“There’s too much space in this space” - Frank Farris [2].

The confounding nature of hyperbolic geometry can be witnessed throughout nature from the frills of lettuce leaves and the curves of coral. It was born in rebellion by those who defied Euclid’s parallel postulate. Despite seeming initially counterintuitive, hyperbolic space can be made visual and tactile. When we embed small sections of 2d hyperbolic space, which is infinite, into flat 3d space. When we do this, we recover the shape of a saddle. We cannot embed much of the hyperbolic plane into our world as it will fill space too quickly and intersect with itself [3]. It turns out this occurs for the same reasons that we cannot wrap a flat paper, or a map, onto a sphere without it overlapping, creasing, and buckling.

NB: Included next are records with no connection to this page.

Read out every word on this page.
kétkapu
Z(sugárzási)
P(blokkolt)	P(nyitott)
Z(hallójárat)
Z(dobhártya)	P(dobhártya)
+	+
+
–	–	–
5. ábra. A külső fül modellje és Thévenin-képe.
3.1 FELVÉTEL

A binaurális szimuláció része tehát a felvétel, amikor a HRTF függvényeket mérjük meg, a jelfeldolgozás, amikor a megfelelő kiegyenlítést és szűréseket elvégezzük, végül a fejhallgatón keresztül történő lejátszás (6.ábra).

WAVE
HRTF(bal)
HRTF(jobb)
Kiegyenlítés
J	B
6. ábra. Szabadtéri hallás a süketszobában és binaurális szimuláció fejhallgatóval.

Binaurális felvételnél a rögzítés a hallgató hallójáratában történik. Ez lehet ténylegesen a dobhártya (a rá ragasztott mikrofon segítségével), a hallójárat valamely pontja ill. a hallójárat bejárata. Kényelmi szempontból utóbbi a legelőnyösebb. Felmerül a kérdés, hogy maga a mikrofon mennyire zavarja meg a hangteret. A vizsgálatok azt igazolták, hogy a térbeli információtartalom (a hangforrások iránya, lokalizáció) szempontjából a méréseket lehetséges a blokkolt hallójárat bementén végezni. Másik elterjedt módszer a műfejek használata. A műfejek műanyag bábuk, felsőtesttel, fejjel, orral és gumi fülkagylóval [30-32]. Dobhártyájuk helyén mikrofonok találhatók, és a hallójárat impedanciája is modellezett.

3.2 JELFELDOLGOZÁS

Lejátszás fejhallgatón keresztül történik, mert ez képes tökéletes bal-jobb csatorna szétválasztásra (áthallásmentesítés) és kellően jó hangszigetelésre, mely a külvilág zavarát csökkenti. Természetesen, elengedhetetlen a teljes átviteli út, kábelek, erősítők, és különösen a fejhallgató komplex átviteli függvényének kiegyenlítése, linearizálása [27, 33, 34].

Artist Daina Taimana crochets pieces of hyperbolic planes “by increasing the number of successive stitches in a row, though finding a workable rate of increase required trial and error” [2]. Another artistic capture of the hyperbolic plane is the Poincare disk. This disk is heavily distorted, for each tile is the same size in the hyperbolic universe. Moreover, the boundary is infinitely far from the center, so this projection can be misleading without careful provisions [3]. Interestingly, the artist M. C. Escher used the Poincare disk in a great deal of his work [2].